Himes announced his candidacy on April 19, 2007, quickly receiving endorsements from several political action committees. His campaign was targeted by the Democratic Congressional Campaign Committee (DCCC) as a potential flip; indeed, he beat Republican incumbent Christopher Shays by a slim margin of 4 percentage points and has held the seat since. The figure in slide 1 shows vote counts by party in every election subsequent for this seat. Two patterns emerge that are consistent with broader literature. First, turnout was higher in presidential election years. Second, as a Democrat, Himes faced tighter races in Obama’s midterm years (2010 and 2014); we see tighter spreads in those years. (The President’s party typically underperforms in midterms.)
This slide cites literature that we have reviewed in class, mostly focusing on understanding systematic relationships between district-level characteristics and representatives’ propensity to vote for restrictive or permissive immigration policies. Multivariate analyses from Tom Wong and others find consistent patterns; members’ political party can predict these outcomes better than any other variable. However, party is downstream of properties of the district, and none of these studies directly measured constituents’ opinions on immigration. We might wonder then, whether it is in fact party, or instead these unobserved upstream properties, that are truly causing more or less restrictive floor votes. For that reason, we especially care about individual cases when investigating this question. Demographic characteristics like percentage of Hispanics or percent foreign-born are found to be significant, but with very weak point estimates, in Wong’s regressions (2014). This suggests these factors might retain salience in individual cases.
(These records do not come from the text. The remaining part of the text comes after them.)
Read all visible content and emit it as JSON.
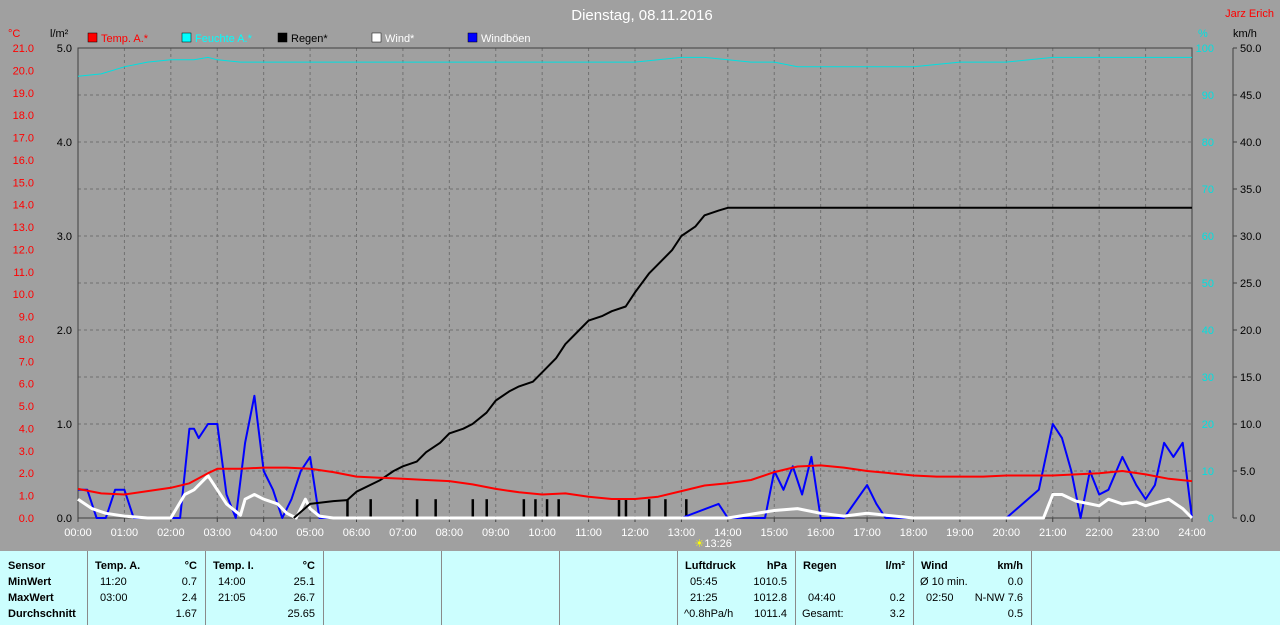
{
  "chart_data": {
    "type": "line",
    "title": "Dienstag, 08.11.2016",
    "author": "Jarz Erich",
    "x_ticks": [
      "00:00",
      "01:00",
      "02:00",
      "03:00",
      "04:00",
      "05:00",
      "06:00",
      "07:00",
      "08:00",
      "09:00",
      "10:00",
      "11:00",
      "12:00",
      "13:00",
      "14:00",
      "15:00",
      "16:00",
      "17:00",
      "18:00",
      "19:00",
      "20:00",
      "21:00",
      "22:00",
      "23:00",
      "24:00"
    ],
    "x_range_hours": [
      0,
      24
    ],
    "axis_temp": {
      "unit": "°C",
      "range": [
        0,
        21
      ],
      "ticks": [
        "0.0",
        "1.0",
        "2.0",
        "3.0",
        "4.0",
        "5.0",
        "6.0",
        "7.0",
        "8.0",
        "9.0",
        "10.0",
        "11.0",
        "12.0",
        "13.0",
        "14.0",
        "15.0",
        "16.0",
        "17.0",
        "18.0",
        "19.0",
        "20.0",
        "21.0"
      ]
    },
    "axis_rain": {
      "unit": "l/m²",
      "range": [
        0,
        5
      ],
      "ticks": [
        "0.0",
        "1.0",
        "2.0",
        "3.0",
        "4.0",
        "5.0"
      ]
    },
    "axis_humidity": {
      "unit": "%",
      "range": [
        0,
        100
      ],
      "ticks": [
        "0",
        "10",
        "20",
        "30",
        "40",
        "50",
        "60",
        "70",
        "80",
        "90",
        "100"
      ]
    },
    "axis_wind": {
      "unit": "km/h",
      "range": [
        0,
        50
      ],
      "ticks": [
        "0.0",
        "5.0",
        "10.0",
        "15.0",
        "20.0",
        "25.0",
        "30.0",
        "35.0",
        "40.0",
        "45.0",
        "50.0"
      ]
    },
    "marker": {
      "label": "13:26",
      "hour": 13.43
    },
    "colors": {
      "temp": "#ff0000",
      "humidity": "#00e0e0",
      "rain": "#000000",
      "wind": "#ffffff",
      "gust": "#0000ff",
      "grid": "#707070"
    },
    "series": [
      {
        "name": "Temp. A.*",
        "axis": "temp",
        "x": [
          0,
          0.5,
          1,
          1.5,
          2,
          2.4,
          2.8,
          3,
          3.5,
          4,
          4.5,
          5,
          5.5,
          6,
          6.5,
          7,
          7.5,
          8,
          8.5,
          9,
          9.5,
          10,
          10.5,
          11,
          11.5,
          12,
          12.5,
          13,
          13.5,
          14,
          14.5,
          15,
          15.5,
          16,
          16.5,
          17,
          17.5,
          18,
          18.5,
          19,
          19.5,
          20,
          20.5,
          21,
          21.5,
          22,
          22.5,
          23,
          23.5,
          24
        ],
        "y": [
          1.3,
          1.1,
          1.05,
          1.2,
          1.35,
          1.55,
          2.0,
          2.2,
          2.2,
          2.25,
          2.25,
          2.2,
          2.05,
          1.85,
          1.8,
          1.75,
          1.7,
          1.65,
          1.5,
          1.3,
          1.15,
          1.05,
          1.1,
          0.95,
          0.85,
          0.85,
          0.95,
          1.2,
          1.45,
          1.55,
          1.7,
          2.05,
          2.3,
          2.35,
          2.25,
          2.1,
          2.0,
          1.9,
          1.85,
          1.85,
          1.85,
          1.9,
          1.9,
          1.9,
          1.95,
          2.0,
          2.1,
          1.95,
          1.75,
          1.65
        ]
      },
      {
        "name": "Feuchte A.*",
        "axis": "humidity",
        "x": [
          0,
          0.5,
          1,
          1.5,
          2,
          2.5,
          2.8,
          3,
          3.5,
          4,
          5,
          6,
          7,
          8,
          9,
          10,
          11,
          12,
          12.5,
          13,
          13.5,
          14,
          14.5,
          15,
          15.5,
          16,
          17,
          18,
          19,
          20,
          21,
          22,
          23,
          24
        ],
        "y": [
          94,
          94.5,
          96,
          97,
          97.5,
          97.5,
          98,
          97.5,
          97,
          97,
          97,
          97,
          97,
          97,
          97,
          97,
          97,
          97,
          97.5,
          98,
          98,
          97.5,
          97,
          97,
          96,
          96,
          96,
          96,
          97,
          97,
          98,
          98,
          98,
          98
        ]
      },
      {
        "name": "Regen*",
        "axis": "rain",
        "x": [
          4.65,
          5,
          5.5,
          5.8,
          6,
          6.5,
          6.8,
          7,
          7.3,
          7.5,
          7.8,
          8,
          8.3,
          8.5,
          8.8,
          9,
          9.3,
          9.5,
          9.8,
          10,
          10.3,
          10.5,
          10.8,
          11,
          11.3,
          11.5,
          11.8,
          12,
          12.3,
          12.5,
          12.8,
          13,
          13.3,
          13.5,
          13.8,
          14,
          15,
          20,
          24
        ],
        "y": [
          0,
          0.15,
          0.18,
          0.19,
          0.28,
          0.4,
          0.5,
          0.55,
          0.6,
          0.7,
          0.8,
          0.9,
          0.95,
          1.0,
          1.12,
          1.25,
          1.35,
          1.4,
          1.45,
          1.55,
          1.7,
          1.85,
          2.0,
          2.1,
          2.15,
          2.2,
          2.25,
          2.4,
          2.6,
          2.7,
          2.85,
          3.0,
          3.1,
          3.22,
          3.27,
          3.3,
          3.3,
          3.3,
          3.3
        ]
      },
      {
        "name": "Wind*",
        "axis": "wind",
        "x": [
          0,
          0.3,
          0.6,
          1,
          1.5,
          2,
          2.3,
          2.5,
          2.8,
          3,
          3.2,
          3.5,
          3.6,
          3.8,
          4,
          4.3,
          4.5,
          4.7,
          4.9,
          5,
          5.2,
          5.5,
          5.8,
          6,
          14,
          15,
          15.5,
          16,
          16.5,
          17,
          18,
          20,
          20.8,
          21,
          21.2,
          21.5,
          21.8,
          22,
          22.2,
          22.5,
          22.8,
          23,
          23.2,
          23.5,
          23.8,
          24
        ],
        "y": [
          2.0,
          1.0,
          0.5,
          0.2,
          0,
          0,
          2.5,
          3.0,
          4.5,
          3.0,
          1.5,
          0.3,
          2.0,
          2.5,
          2.0,
          1.5,
          0.5,
          0,
          2.0,
          1.0,
          0.2,
          0,
          0,
          0,
          0,
          0.8,
          1.0,
          0.5,
          0.2,
          0.5,
          0,
          0,
          0,
          2.5,
          2.5,
          1.8,
          1.5,
          1.3,
          2.0,
          1.5,
          1.7,
          1.3,
          1.6,
          2.0,
          1.0,
          0
        ]
      },
      {
        "name": "Windböen",
        "axis": "wind",
        "x": [
          0,
          0.2,
          0.4,
          0.6,
          0.8,
          1,
          1.2,
          1.5,
          2,
          2.2,
          2.4,
          2.5,
          2.6,
          2.8,
          3,
          3.2,
          3.4,
          3.6,
          3.8,
          4,
          4.2,
          4.4,
          4.6,
          4.8,
          5,
          5.2,
          5.5,
          6,
          13,
          13.8,
          14,
          14.8,
          15,
          15.2,
          15.4,
          15.6,
          15.8,
          16,
          16.5,
          17,
          17.2,
          17.4,
          18,
          20,
          20.7,
          21,
          21.2,
          21.4,
          21.6,
          21.8,
          22,
          22.2,
          22.5,
          22.8,
          23,
          23.2,
          23.4,
          23.6,
          23.8,
          24
        ],
        "y": [
          3.0,
          3.0,
          0,
          0,
          3.0,
          3.0,
          0,
          0,
          0,
          0,
          9.5,
          9.5,
          8.5,
          10.0,
          10.0,
          2.5,
          0,
          8.0,
          13.0,
          5.0,
          3.0,
          0,
          2.0,
          5.0,
          6.5,
          0,
          0,
          0,
          0,
          1.5,
          0,
          0,
          5.0,
          3.0,
          5.5,
          2.5,
          6.5,
          0,
          0,
          3.5,
          1.5,
          0,
          0,
          0,
          3.0,
          10.0,
          8.5,
          5.0,
          0,
          5.0,
          2.5,
          3.0,
          6.5,
          3.5,
          2.0,
          3.5,
          8.0,
          6.5,
          8.0,
          0
        ]
      }
    ],
    "rain_events_hours": [
      5.8,
      6.3,
      7.3,
      7.7,
      8.5,
      8.8,
      9.6,
      9.85,
      10.1,
      10.35,
      11.65,
      11.8,
      12.3,
      12.65,
      13.1
    ]
  },
  "stats": {
    "headers": {
      "sensor": "Sensor",
      "temp_a": "Temp. A.",
      "temp_a_unit": "°C",
      "temp_i": "Temp. I.",
      "temp_i_unit": "°C",
      "pressure": "Luftdruck",
      "pressure_unit": "hPa",
      "rain": "Regen",
      "rain_unit": "l/m²",
      "wind": "Wind",
      "wind_unit": "km/h"
    },
    "row_labels": [
      "MinWert",
      "MaxWert",
      "Durchschnitt"
    ],
    "temp_a": {
      "min_time": "11:20",
      "min": "0.7",
      "max_time": "03:00",
      "max": "2.4",
      "avg": "1.67"
    },
    "temp_i": {
      "min_time": "14:00",
      "min": "25.1",
      "max_time": "21:05",
      "max": "26.7",
      "avg": "25.65"
    },
    "pressure": {
      "min_time": "05:45",
      "min": "1010.5",
      "max_time": "21:25",
      "max": "1012.8",
      "trend": "^0.8hPa/h",
      "avg": "1011.4"
    },
    "rain": {
      "max_time": "04:40",
      "max": "0.2",
      "total_label": "Gesamt:",
      "total": "3.2"
    },
    "wind": {
      "min_label": "Ø 10 min.",
      "min": "0.0",
      "max_time": "02:50",
      "max_dir": "N-NW 7.6",
      "avg": "0.5"
    }
  }
}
CT-4’s characteristics predict Himes to be quite liberal on immigration. The district is suburban and generally well-educated. It has a higher proportion of registered Democrats and a higher median income than the national average. Himes is nonetheless relatively conservative among House Democrats. His DW-NOMINATE score is -0.241, making him more liberal than 54% of the House, and more conservative than 84% of House Democrats. (source: Voteview) The relative wealth of CT-4 is perhaps the best explainer for this score; as former chair of the New Democrat Coalition, Himes has made clear his commitment to “pro-growth” policies including lower taxes. This neoliberal outlook would presume a preference for more open immigration policies, too.
Himes is active on Twitter, but not particularly so with respect to immigration. He has mostly criticized the President’s border wall proposal, arguing that it is ineffectual. On his website, he expresses a commitment to border security, along with a path to legalization for undocumented immigrants “in order to ensure that everyone pays their full and fair share of taxes.” Himes is not a legislative leader on the issue of immigration, as you can see in the top right hand corner of slide 4; his only sponsored bill was defeated in 2010. He has only broken with House Democrats a couple times on immigration votes: once in 2012 re: skilled immigration, and once in 2018 on a symbolic resolution about the voting enfranchisement.